Antagonismo do poder e da razão
Política e boa administração jamais foram atividades tão antagônicas quanto na atualidade da administração pública, seja ela nacional, estadual ou municipal. Para satisfazer egos e gerar vantagens indevidas, trata-se o cidadão e o destino dos impostos com respeito nulo e locupletação ampla, geral e irrestrita.
Na manhã desta terça-feira um novo exemplo será consumado: o responsável pela SPTuris, David Barioni Neto, convidou entidades e locatários para um encontro onde "serão tratados os assuntos relativos ao Autódromo José Carlos Pace". Como se não bastasse a insegurança logística e sanitária com que clubes e federações convivem para realizar eventos esportivos em uma praça construída para tal, nos últimos dias surgiram boatos que Barioni Neto vai anunciar mais reformas e uma possível interdição da pista por todo o ano de 2018. Para tal reunião não foram convocados promotores de shows, eventos religiosos e similares. Nem mesmo vereadores paulistanos que representam a região ou defendem os interesses do esporte a motor estão a par da pauta da reunião.
Inaugurado na década de 1940, Interlagos sobreviveu sem maiores problemas por cerca de meio-século: em 1991 uma reforma dilacerou um dos traçados mais interessantes e desafiadores em todo mundo. Sem preocupações básicas como preservar um bem público criou-se um mecanismo para empurrar novas reformas anuais e drenar o erário municipal, sem deixar de lado os prejuízos causados ao mercado de trabalho de quem vive do esporte a motor. Arquibancadas temporárias, construções que não atendem às necessidades básicas de quem usa o local na maior parte do ano e obras de concepção e qualidade extremamente discutíveis tornaram-se o padrão de resultados de tais intervenções justificadas como exigência da Fórmula 1.
Desta vez tudo indica que a planta aprovada para consumir mais outros tantos milhões de reais será a construção de uma curva em formato de “S” onde hoje existe a chicane do Café. O projeto desenvolvido com a colaboração da Associação de Brasileira de Pilotos de Automobilismo (ABPA), caso aprovado, deverá exigir grande movimentação de terraplanagem na área, porém nada que tecnicamente justifique a interdição do autódromo por cerca de uma temporada.
Nos últimos dias iniciou-se a derrubada dos boxes atuais para erguer um novo edifício com pé direito aumentado em 40 centímetros, alteração que configura um gasto extremamente alto para uma suposta adequação das instalações para… a Fórmula 1. A autoridade dos promotores do Grande Prêmio do Brasil sobre o circuito paulistano é tamanha que até mesmo arquibancadas construídas com dinheiro público são mantidas parcial ou totalmente fechadas para atender suas necessidades. Ao usar o termo “necessidades” é impossível não lembrar do odor gerado pelo esgoto que corre quase a céu aberto no pátio da antiga curva do Sargento, praça hoje transformada em box alternativo.

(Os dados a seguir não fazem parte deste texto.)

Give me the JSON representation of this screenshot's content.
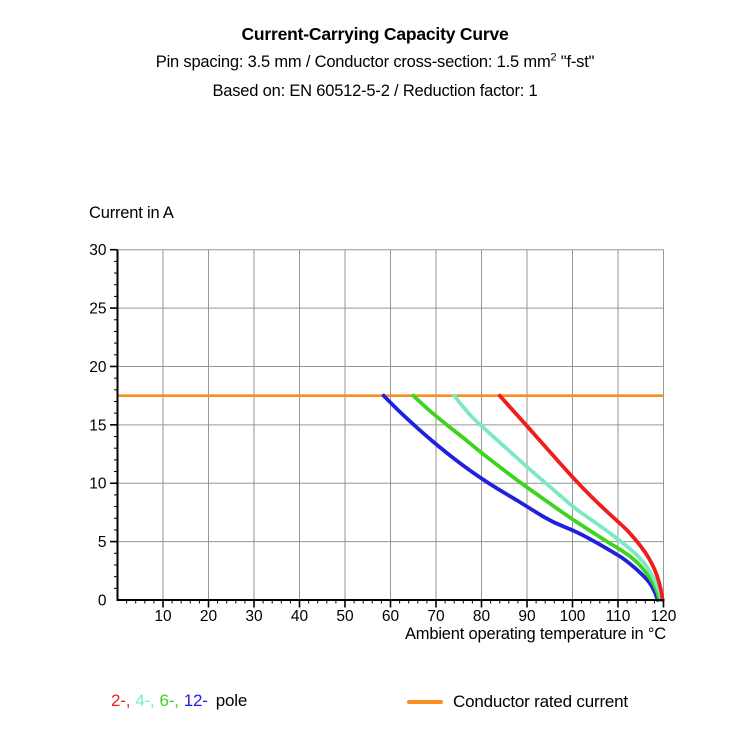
{
  "header": {
    "title": "Current-Carrying Capacity Curve",
    "subtitle_pre": "Pin spacing: 3.5 mm / Conductor cross-section: 1.5 mm",
    "subtitle_sup": "2",
    "subtitle_post": " \"f-st\"",
    "basis": "Based on: EN 60512-5-2 / Reduction factor: 1"
  },
  "chart_data": {
    "type": "line",
    "title": "Current-Carrying Capacity Curve",
    "ylabel": "Current in A",
    "xlabel": "Ambient operating temperature in °C",
    "xlim": [
      0,
      120
    ],
    "ylim": [
      0,
      30
    ],
    "x_ticks": [
      10,
      20,
      30,
      40,
      50,
      60,
      70,
      80,
      90,
      100,
      110,
      120
    ],
    "y_ticks": [
      0,
      5,
      10,
      15,
      20,
      25,
      30
    ],
    "x_minor_step": 2,
    "y_minor_step": 1,
    "grid": true,
    "grid_color": "#969696",
    "axis_color": "#000000",
    "rated_current": {
      "label": "Conductor rated current",
      "value": 17.5,
      "color": "#f98f1e"
    },
    "series": [
      {
        "name": "12-pole",
        "color": "#2121dd",
        "points": [
          [
            58.5,
            17.5
          ],
          [
            61,
            16.5
          ],
          [
            64,
            15.4
          ],
          [
            68,
            14.0
          ],
          [
            72,
            12.7
          ],
          [
            76,
            11.5
          ],
          [
            80,
            10.4
          ],
          [
            84,
            9.4
          ],
          [
            88,
            8.5
          ],
          [
            92,
            7.5
          ],
          [
            96,
            6.6
          ],
          [
            100,
            6.0
          ],
          [
            104,
            5.2
          ],
          [
            108,
            4.3
          ],
          [
            111,
            3.6
          ],
          [
            113,
            3.0
          ],
          [
            115,
            2.3
          ],
          [
            117,
            1.5
          ],
          [
            118.2,
            0.6
          ],
          [
            118.7,
            0
          ]
        ]
      },
      {
        "name": "6-pole",
        "color": "#3cd41c",
        "points": [
          [
            65,
            17.5
          ],
          [
            68,
            16.4
          ],
          [
            72,
            15.1
          ],
          [
            76,
            13.9
          ],
          [
            80,
            12.6
          ],
          [
            84,
            11.4
          ],
          [
            88,
            10.2
          ],
          [
            92,
            9.1
          ],
          [
            96,
            8.0
          ],
          [
            100,
            6.9
          ],
          [
            104,
            5.9
          ],
          [
            108,
            4.9
          ],
          [
            111,
            4.2
          ],
          [
            113.5,
            3.5
          ],
          [
            115.5,
            2.7
          ],
          [
            117.2,
            1.8
          ],
          [
            118.5,
            0.9
          ],
          [
            119.1,
            0
          ]
        ]
      },
      {
        "name": "4-pole",
        "color": "#7de9c4",
        "points": [
          [
            74,
            17.5
          ],
          [
            77,
            16.0
          ],
          [
            80,
            14.9
          ],
          [
            84,
            13.5
          ],
          [
            88,
            12.1
          ],
          [
            92,
            10.7
          ],
          [
            96,
            9.4
          ],
          [
            100,
            8.0
          ],
          [
            104,
            6.9
          ],
          [
            108,
            5.8
          ],
          [
            111,
            4.9
          ],
          [
            113.5,
            4.1
          ],
          [
            115.5,
            3.3
          ],
          [
            117,
            2.5
          ],
          [
            118.3,
            1.5
          ],
          [
            119.2,
            0.6
          ],
          [
            119.5,
            0
          ]
        ]
      },
      {
        "name": "2-pole",
        "color": "#f11c1c",
        "points": [
          [
            84,
            17.5
          ],
          [
            87,
            16.2
          ],
          [
            90,
            14.9
          ],
          [
            95,
            12.7
          ],
          [
            100,
            10.5
          ],
          [
            105,
            8.5
          ],
          [
            110,
            6.7
          ],
          [
            112,
            6.0
          ],
          [
            114,
            5.1
          ],
          [
            116,
            4.1
          ],
          [
            117.5,
            3.1
          ],
          [
            118.6,
            2.1
          ],
          [
            119.4,
            1.0
          ],
          [
            119.8,
            0
          ]
        ]
      }
    ],
    "legend_position": "bottom"
  },
  "legend": {
    "pole_items": [
      {
        "label": "2-,",
        "color": "#f11c1c"
      },
      {
        "label": "4-,",
        "color": "#7de9c4"
      },
      {
        "label": "6-,",
        "color": "#3cd41c"
      },
      {
        "label": "12-",
        "color": "#2121dd"
      }
    ],
    "pole_suffix": "pole",
    "rated_label": "Conductor rated current",
    "rated_color": "#f98f1e"
  }
}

No apagar das luzes da administração de Fernando Haddad, a SPTuris aumentou o preço de aluguel do autódromo em cerca de 300% e em janeiro de 2017, com João Dória Jr. "acelerando" sua trajetória política, alterou as bases de locação para uso da pista. Em fevereiro a Federação de Automobilismo de São Paulo (FASP) foi obrigada a depositar 10% do valor equivalente ao aluguel da pista para realizar seu calendário, sem ter qualquer garantia que as datas seriam respeitadas e que os serviços alocados seriam entregues. Até então esse valor era pago com 15 dias de antecedência de cada prova e o saldo completado no início do período de locação.
É fato que o calendário de 2017 teve datas canceladas e alteradas e em várias ocasiões os boxes não puderam ser utilizados, gerando custo extra aos promotores dos eventos, o que gera a mesma insegurança que empreendedores e investidores sentem quando consideram investir no País. Nem por isso a SPTuris propôs ou ofereceu qualquer tipo de devolução de valores pagos ou compensação, apesar da energia elétrica ser cobrada a preços que variam mais de 100% sem explicação, os banheiros não têm iluminação ou água quente, o ar condicionado não funciona porque ninguém sabe onde está o controle remoto de cada aparelho e o público que vai às arquibancadas nem sempre tem acesso aos sanitários.
Não são poucos os que enxergam no comportamento atual da SPTuris uma combinação malévola e perniciosa para gastar fortunas com obras inadequadas e discutíveis. Algo como a necessidade de criar uma situação que caracterize Interlagos como um parque municipal que só gera prejuízos e a manutenção de um sistema que facilita a prática de corrupção e caixa dois. Em outras palavras, egos e lucros a tratar o cidadão e o destino dos impostos com respeito nulo e locupletação ampla, geral e irrestrita.